Depending on how a topic is framed, people quickly change their minds when the discussion is about medical liability. If the scenario is presented as 'Doctor X was incompetent and did Y' the perception is that incompetent people should have to pay but when the scenario is presented as unlimited lawsuits crippling health care, people feel like we need tort reform.
Most people believe that malpractice insurance is the biggest problem after infrastructure costs and employees, but that isn't so; the biggest cost that gets passed on to consumers and health insurance carriers is defensive medicine - running every possible test and covering unnecessary bases so if anything ever goes wrong, a lawyer will not win a lawsuit claiming they are careless.
As government takes over more and more of health care, the liability crisis will only get worse.
The American College of Physicians (ACP) today released a new policy paper, "Medical Liability Reform—Innovative Solutions for a New Health Care System", which is an update of the medical liability landscape, state-based activity on medical liability reform, and summarizes traditional and newer reform proposals and their ability to affect system efficiency and encourage patient safety.
"While medical liability premiums have leveled off in the past few years, physicians still fear litigation, expect lawsuits, and feel the psychological burden of navigating the complex medico-legal system," said Molly Cooke, MD, FACP, president of ACP. "Patients harmed by medical negligence also suffer under the existing medical liability system."
Medical liability claims may take years to be decided, and verdicts and award amounts may hinge on the laws and legal climate of the state in which they are filed. ACP's previous policy paper on medical liability reform in 2003 was published in the wake of a medical liability crisis brought on by surging plaintiff awards and court costs, which in turn propelled liability premiums to historically high levels.
That paper reflected ACP's support for a number of federal medical liability reforms, including caps on noneconomic damages, limitations on punitive damages, and a sliding scale for attorney's fees. Many of those reforms were included in the Help Efficient, Accessible, Low Cost, Timely Health Care (HEALTH) Act of 2002, but the bill was never passed, indicating the lack of Congressional action and the polarized nature of the issue. The HEALTH Act continues to languish in Congress; the latest version was introduced in April 2012.
While traditional medical liability reforms may currently have little chance of passing at the federal level, states have taken action to approve laws that not only establish caps on noneconomic damages, but also delve into alternative dispute resolution, injury funds, and statute of limitations on the time frame during which injury claims can be filed.
"Perhaps more promising is the testing of innovative liability protection models, such as health courts, enterprise liability, safe harbor protections, and disclosure laws, which seek to break through the political impasse and create a system that encourages the prevention of errors, improved patient safety, and timely resolution of legitimate claims," Cooke noted. "Both proponents and opponents of tort reform must realize that the existing health care system allows for too many preventable injuries and that fear of liability undermines the patient–physician relationship"
As outlined in the paper, evidence suggests that traditional tort reforms, particularly noneconomic damage caps, may help reduce liability claims and health care costs. Yet even in states where stringent tort limits have been enacted, physicians remain concerned about medical liability, which may undermine career satisfaction and influence their relationship with patients. It remains unclear whether traditional tort reform improves patient safety and outcomes. There has been a renewed focus on medical liability reforms that move beyond traditional tort reforms, toward creating alternatives to jury trials in favor of quick decisions made by judicial experts, enhanced liability protection for physicians who follow established clinical guidelines and take responsibility for errors, and risk management efforts that focus on ensuring patient safety.
"While preventing errors should remain the paramount goal, these reforms may help lessen physician's liability fears while ensuring that patients are adequately and fairly compensated for any errors that do occur," Cooke continued. "Promising strides have been made since ACP's last position paper on medical liability was released in 2003."
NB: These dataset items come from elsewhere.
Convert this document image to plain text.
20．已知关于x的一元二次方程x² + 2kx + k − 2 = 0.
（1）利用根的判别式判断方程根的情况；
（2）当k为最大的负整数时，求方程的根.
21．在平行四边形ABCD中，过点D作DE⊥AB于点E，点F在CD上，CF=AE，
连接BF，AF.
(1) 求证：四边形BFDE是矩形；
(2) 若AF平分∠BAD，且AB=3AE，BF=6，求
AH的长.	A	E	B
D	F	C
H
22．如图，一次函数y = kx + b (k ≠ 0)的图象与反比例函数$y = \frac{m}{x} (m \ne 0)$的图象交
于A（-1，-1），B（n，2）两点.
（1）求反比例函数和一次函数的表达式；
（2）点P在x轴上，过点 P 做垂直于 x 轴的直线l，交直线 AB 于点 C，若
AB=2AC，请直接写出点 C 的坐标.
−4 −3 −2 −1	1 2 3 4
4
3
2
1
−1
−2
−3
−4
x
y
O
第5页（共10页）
A solution to the broken medical liability system in the U.S. should include a multifaceted approach. Because no single program or law by itself is likely to achieve the goals of improving patient safety, ensuring fair compensation to patients when they are harmed by a medical error or negligence, strengthening rather than undermining the patient–physician relationship, and reducing the economic costs associated with the current system. A multifaceted approach should allow for innovation, pilot-testing, and further research on the most effective reforms.
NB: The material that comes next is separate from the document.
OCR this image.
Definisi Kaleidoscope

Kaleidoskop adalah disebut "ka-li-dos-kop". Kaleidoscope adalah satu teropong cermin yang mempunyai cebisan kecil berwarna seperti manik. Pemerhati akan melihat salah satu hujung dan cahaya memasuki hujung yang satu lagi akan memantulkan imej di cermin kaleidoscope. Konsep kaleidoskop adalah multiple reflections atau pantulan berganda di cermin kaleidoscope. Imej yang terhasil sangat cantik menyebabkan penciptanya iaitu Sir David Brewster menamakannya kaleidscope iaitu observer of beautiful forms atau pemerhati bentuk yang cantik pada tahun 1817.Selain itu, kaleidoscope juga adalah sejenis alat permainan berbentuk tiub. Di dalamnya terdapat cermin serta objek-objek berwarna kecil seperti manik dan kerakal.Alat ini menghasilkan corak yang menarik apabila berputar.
The American College of Physicians paper provides nine approaches that should be incorporated into a multifaceted medical liability reform initiative.
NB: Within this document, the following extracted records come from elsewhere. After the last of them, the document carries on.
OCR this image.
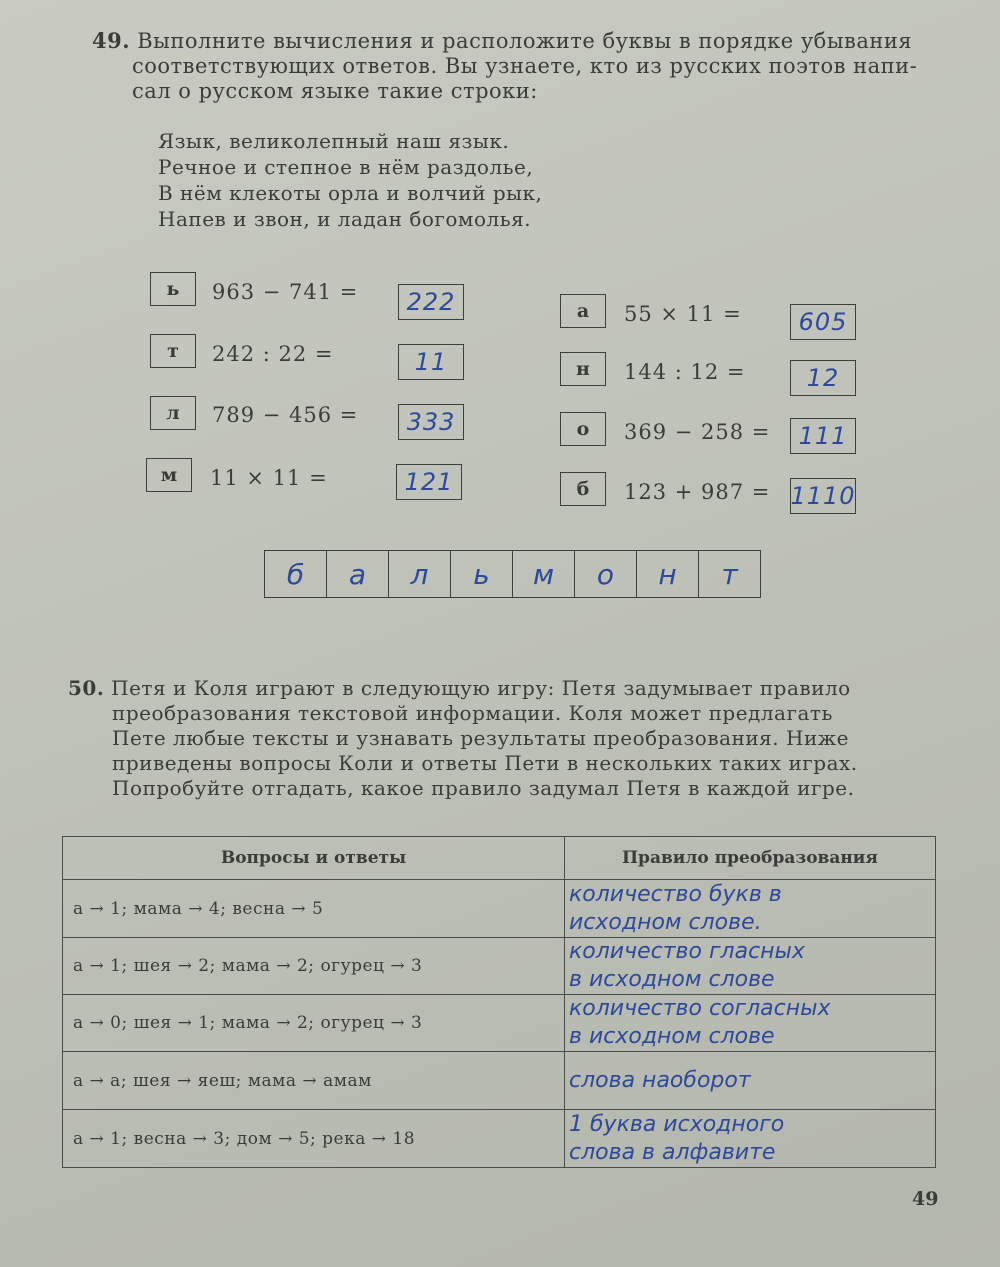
49. Выполните вычисления и расположите буквы в порядке убывания
соответствующих ответов. Вы узнаете, кто из русских поэтов напи-
сал о русском языке такие строки:
Язык, великолепный наш язык.
Речное и степное в нём раздолье,
В нём клекоты орла и волчий рык,
Напев и звон, и ладан богомолья.
ь	963 − 741 = 222
т	242 : 22 =	11
л	789 − 456 = 333
м	11 × 11 =	121
а	55 × 11 = 605
н	144 : 12 =	12
о	369 − 258 = 111
б	123 + 987 = 1110
б	а	л	ь	м	о	н	т
50. Петя и Коля играют в следующую игру: Петя задумывает правило
преобразования текстовой информации. Коля может предлагать
Пете любые тексты и узнавать результаты преобразования. Ниже
приведены вопросы Коли и ответы Пети в нескольких таких играх.
Попробуйте отгадать, какое правило задумал Петя в каждой игре.
Вопросы и ответы	Правило преобразования
а → 1; мама → 4; весна → 5	количество букв в
исходном слове.

а → 1; шея → 2; мама → 2; огурец → 3	количество гласных
в исходном слове

а → 0; шея → 1; мама → 2; огурец → 3	количество согласных
в исходном слове

а → а; шея → яеш; мама → амам	слова наоборот

а → 1; весна → 3; дом → 5; река → 18	1 буква исходного
слова в алфавите
49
- Continued focus on patient safety and prevention of medical errors;
- Passage of a comprehensive tort reform package, including caps on noneconomic damages;
- Minimum standards and qualifications for expert witnesses;
- Oversight of medical liability insurers;
- Testing, and if warranted, expansion of communication and disclosure programs;
- Pilot-testing a variety of alternative dispute resolution models;
- Developing effective safe harbor protections that improve quality of care, increase efficiency, and reduce costs;
- Expanded testing of health courts and administrative compensation systems;
- Research into the effect of team-based care on medical liability, as well as testing of enterprise liability and other products that protect and encourage team-based care.